The ongoing explanations of problems in Mideast are mixed with what looks like attempts to revise the definition of a winning strategy, as well as with the sour taste from the results of American military presence in Iraq over almost 10 years.

Western strategy in Ukraine vis-à-vis Russia today is not better: wobbly at best and strongly allergic to winning.

The essence of the U.S. and European Union stance is their transparent insistence to compel Ukraine to fulfill the Minsk II script dictated by Russia’s Vladimir Putin. The result would be restoration of Moscow’s hegemony as it was during ousted President Victor Yanukovych’s regime.

Fear of Russia in the West seems to be at the root of readiness for concessions, as demonstrated by U.S. Secretary John Kerry’s meeting with Putin in Sochi in mid-May. Kerry’s self-effacing body English at that meeting requires no quoting of what he was saying (which is available in published commentaries).

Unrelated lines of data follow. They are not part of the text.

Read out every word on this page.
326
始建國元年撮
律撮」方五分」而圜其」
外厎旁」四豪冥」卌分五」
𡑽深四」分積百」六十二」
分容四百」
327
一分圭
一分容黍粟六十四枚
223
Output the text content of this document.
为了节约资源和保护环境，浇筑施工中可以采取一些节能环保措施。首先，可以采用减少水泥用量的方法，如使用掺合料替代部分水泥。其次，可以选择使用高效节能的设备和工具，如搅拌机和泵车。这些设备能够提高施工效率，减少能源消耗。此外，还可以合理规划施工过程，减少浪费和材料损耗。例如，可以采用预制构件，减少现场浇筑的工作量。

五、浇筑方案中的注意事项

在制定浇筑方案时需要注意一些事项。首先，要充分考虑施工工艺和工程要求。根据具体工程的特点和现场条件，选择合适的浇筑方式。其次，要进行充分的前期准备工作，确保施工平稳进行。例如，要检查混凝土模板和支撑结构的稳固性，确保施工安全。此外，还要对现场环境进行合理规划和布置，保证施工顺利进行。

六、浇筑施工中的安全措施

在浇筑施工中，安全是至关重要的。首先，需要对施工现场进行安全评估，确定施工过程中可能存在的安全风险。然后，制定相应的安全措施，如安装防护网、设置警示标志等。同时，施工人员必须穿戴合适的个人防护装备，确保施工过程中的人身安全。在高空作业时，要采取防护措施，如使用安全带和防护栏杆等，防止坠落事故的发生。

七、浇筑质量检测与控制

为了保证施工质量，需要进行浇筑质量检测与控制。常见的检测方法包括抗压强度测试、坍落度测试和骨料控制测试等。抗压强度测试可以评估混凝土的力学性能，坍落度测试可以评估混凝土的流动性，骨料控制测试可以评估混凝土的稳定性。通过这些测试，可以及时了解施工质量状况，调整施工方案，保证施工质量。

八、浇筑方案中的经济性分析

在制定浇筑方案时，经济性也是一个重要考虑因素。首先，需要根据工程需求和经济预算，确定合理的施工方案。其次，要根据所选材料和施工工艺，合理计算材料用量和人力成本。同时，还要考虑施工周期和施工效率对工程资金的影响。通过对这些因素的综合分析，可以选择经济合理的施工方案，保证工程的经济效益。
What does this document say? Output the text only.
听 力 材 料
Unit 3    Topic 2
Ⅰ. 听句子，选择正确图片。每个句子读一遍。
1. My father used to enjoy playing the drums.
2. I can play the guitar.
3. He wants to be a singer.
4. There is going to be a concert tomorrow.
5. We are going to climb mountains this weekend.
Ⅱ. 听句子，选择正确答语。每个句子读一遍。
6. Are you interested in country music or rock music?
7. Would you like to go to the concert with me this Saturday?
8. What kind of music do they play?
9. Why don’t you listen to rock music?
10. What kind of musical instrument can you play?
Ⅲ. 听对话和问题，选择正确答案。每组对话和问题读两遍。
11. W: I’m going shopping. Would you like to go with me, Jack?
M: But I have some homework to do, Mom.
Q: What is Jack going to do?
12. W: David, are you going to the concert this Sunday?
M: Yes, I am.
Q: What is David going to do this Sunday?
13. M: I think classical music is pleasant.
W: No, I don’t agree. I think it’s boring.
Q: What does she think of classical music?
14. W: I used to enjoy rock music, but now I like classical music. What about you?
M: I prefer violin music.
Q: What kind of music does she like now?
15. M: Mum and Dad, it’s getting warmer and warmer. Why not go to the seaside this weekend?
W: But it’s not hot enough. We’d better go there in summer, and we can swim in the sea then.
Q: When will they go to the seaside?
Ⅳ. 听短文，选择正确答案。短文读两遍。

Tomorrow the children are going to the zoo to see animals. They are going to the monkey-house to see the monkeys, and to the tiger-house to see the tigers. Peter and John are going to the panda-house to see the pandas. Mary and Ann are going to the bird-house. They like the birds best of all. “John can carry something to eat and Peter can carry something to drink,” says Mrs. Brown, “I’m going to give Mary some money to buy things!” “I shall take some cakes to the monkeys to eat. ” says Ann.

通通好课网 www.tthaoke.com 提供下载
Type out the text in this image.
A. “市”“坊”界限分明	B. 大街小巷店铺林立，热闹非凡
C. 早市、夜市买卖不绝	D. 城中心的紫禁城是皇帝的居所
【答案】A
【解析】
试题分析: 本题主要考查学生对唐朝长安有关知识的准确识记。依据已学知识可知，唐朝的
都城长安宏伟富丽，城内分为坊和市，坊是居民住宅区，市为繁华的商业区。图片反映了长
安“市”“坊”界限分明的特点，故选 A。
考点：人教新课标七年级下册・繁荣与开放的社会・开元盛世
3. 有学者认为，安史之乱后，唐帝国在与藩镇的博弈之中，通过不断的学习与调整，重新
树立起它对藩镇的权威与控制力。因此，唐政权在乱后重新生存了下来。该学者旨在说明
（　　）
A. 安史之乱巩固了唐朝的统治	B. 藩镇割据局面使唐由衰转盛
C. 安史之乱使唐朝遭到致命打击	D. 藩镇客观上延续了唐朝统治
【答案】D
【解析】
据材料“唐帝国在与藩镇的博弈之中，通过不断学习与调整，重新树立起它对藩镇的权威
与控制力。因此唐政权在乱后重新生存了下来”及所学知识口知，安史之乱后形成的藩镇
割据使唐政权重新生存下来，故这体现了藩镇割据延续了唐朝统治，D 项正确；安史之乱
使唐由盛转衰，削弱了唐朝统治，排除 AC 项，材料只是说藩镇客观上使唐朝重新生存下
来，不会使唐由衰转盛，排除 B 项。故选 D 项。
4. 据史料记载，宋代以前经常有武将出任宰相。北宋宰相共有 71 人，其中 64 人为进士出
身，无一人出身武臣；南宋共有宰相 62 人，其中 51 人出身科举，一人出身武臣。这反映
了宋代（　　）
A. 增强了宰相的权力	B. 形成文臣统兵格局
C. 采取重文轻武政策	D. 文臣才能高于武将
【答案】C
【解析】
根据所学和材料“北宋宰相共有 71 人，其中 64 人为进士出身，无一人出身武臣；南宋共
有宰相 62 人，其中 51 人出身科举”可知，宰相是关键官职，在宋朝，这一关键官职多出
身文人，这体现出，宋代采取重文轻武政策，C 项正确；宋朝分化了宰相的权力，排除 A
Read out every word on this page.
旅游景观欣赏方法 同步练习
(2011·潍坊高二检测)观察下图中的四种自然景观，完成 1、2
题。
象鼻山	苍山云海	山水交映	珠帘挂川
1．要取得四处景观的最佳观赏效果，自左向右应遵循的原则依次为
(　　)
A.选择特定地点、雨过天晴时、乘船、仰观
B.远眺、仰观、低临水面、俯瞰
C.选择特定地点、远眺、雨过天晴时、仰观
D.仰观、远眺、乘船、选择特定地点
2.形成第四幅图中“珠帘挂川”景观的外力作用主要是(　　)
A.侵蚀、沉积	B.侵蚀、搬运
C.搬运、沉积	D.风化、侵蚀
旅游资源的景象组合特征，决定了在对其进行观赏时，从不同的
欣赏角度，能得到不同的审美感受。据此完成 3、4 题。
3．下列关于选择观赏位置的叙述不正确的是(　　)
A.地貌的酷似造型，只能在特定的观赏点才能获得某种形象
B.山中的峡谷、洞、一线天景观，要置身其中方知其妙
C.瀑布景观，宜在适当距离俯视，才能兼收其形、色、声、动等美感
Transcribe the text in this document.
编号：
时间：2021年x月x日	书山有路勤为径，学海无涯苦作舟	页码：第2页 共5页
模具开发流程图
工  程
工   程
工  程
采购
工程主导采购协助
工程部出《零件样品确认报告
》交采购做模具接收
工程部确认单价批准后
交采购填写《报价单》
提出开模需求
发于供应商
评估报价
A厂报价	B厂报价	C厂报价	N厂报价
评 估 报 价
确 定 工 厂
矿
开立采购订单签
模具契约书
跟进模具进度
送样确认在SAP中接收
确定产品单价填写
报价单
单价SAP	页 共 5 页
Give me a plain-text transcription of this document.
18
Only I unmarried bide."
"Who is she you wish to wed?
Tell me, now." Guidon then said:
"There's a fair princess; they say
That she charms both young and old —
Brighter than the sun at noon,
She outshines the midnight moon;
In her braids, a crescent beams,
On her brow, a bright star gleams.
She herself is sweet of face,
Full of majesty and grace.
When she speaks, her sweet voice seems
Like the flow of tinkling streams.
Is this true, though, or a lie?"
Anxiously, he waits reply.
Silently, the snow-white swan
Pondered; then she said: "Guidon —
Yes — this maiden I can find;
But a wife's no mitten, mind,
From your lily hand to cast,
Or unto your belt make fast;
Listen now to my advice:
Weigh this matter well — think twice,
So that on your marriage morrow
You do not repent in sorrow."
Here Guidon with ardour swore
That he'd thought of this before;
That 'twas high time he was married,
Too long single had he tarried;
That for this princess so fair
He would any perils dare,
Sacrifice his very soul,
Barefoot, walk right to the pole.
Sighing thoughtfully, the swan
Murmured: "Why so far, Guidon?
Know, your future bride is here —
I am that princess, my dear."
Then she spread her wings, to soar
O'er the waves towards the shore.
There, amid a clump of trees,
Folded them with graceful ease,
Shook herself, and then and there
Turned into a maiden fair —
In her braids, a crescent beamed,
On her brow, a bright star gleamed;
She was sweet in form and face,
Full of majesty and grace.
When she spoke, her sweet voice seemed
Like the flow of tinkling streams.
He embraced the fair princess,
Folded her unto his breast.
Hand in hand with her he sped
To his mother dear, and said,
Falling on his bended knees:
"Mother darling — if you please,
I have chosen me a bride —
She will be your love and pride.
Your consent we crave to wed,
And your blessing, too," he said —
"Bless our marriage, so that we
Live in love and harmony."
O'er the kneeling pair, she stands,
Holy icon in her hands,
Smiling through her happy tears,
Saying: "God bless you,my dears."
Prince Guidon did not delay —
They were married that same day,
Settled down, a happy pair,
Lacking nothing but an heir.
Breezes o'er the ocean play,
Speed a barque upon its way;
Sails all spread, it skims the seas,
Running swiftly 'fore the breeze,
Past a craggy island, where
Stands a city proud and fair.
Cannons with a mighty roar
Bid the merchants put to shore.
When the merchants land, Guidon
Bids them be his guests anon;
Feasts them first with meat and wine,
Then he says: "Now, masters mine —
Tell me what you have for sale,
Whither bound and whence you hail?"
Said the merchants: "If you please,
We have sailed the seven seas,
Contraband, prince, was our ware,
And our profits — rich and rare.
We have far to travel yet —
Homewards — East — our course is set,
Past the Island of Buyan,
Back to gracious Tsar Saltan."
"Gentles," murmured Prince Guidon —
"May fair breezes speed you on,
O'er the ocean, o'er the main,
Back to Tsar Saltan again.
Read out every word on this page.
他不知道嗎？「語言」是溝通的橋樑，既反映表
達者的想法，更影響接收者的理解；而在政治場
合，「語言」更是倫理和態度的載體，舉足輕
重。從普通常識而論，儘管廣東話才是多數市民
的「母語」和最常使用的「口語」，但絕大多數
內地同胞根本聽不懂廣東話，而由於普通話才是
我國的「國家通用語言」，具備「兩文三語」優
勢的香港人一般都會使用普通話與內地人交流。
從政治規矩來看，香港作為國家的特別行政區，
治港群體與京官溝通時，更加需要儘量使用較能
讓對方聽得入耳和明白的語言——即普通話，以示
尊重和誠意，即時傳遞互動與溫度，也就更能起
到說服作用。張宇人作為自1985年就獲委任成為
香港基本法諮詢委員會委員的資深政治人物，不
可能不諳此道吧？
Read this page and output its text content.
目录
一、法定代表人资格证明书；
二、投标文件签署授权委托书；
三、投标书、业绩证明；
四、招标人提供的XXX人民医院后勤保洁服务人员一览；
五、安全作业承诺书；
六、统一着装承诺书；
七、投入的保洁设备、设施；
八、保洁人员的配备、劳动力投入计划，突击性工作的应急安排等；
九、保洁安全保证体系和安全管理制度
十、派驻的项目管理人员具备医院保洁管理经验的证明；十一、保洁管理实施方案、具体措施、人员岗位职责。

While Western retreat in Mideast is unavoidable (as proven by the Iraq fiasco and by “the longest war in Afghanistan” in US history), only a blind man cannot see that Ukraine presents a win-win opportunity for the West. Only Western fear of Russia stands in the way, not Russia’s power.

The new reality in Mideast is unavoidable because that entire region woke up after many decades of subservience to western (and previously Turkish) empires. No amount of hysterics from the Grand Old Republican Party can change this.

On the other hand, the retreat of the West (not to say The Downfall of the West) under pressure from Russia could only be characterized as a civilizational Parkinson’s disease. Russia, on the wrong side of history, openly committed to autocracy and domination over other nations, is winning the test of wills and self-love. The West meanwhile is scrambling over problems of uncontrolled immigration, social conflict growing out to a large extent from economic disparities, and the menace of terrorism from imbedded Islamist extremists. All of this galvanizes media attention.

The irony of West’s failure to give Ukraine a meaningful support is that in Ukraine the West has a winning hand — because of the desire of the Ukrainian people to have closer ties to the West and willingness to make sacrifices defending their country against the Russian aggression.

Remarkably, the U.S. Air Force keeps bombing the ISIS, despite the Iraqi army’s flight from a much smaller numbers of enemy fighters, and the absence of a broad-based people’s support for the Baghdad government. It did not cross the mind of Western strategists that “the Iraqi people” really do not exist, except on maps made in London and Paris during the post-World War I conferencing almost a hundred years ago. There are only the Shias, the Sunnis and Kurds, with their own pursuits and power struggle between the old royal and the new regimes of mostly passionately dogmatic and opportunistic mix.

If the West can barely conceal now its self-induced paralysis in recognizing and responding to Russia’s threat to its own existential stability as a democratic power center, it doesn’t take a “volshebnaya palochka” (a Russian magic wand) to visualize decomposition of Western will to defend itself if Russia gobble up Ukraine and becomes a real power.

All the ongoing talk of pivoting on China as an emerging menace becomes meaningless if Europe collapse as America’s ally. The USA most likely would maneuver itself into a corner while facing alone both Russia and China.

If that sounds simplistic, one should take a look at the coterie of dozen of Republican presidential candidates for the 2016 race in the USA. Most of them can barely wait to send the troops back into Iraq.

Not to over-complicate the existing mess as Russia continues to press deadly violations of the so-called ceasefire in Ukraine, what if the United States the European Union wake up and provide some real help for Ukraine, no matter how many Russian troops Putin may send?

He will not send many more and will not declare Armageddon.

Here is why not. Vladimir Putin knows, as well as we know, that NATO and Cato have no intention to invade Russia. His subterfuge about the West’s intent to destroy the Russian civilization is meant to raise dust in the eyes of his own people. He doesn’t work the same way as Obama. And he values the most his own off-shored billions.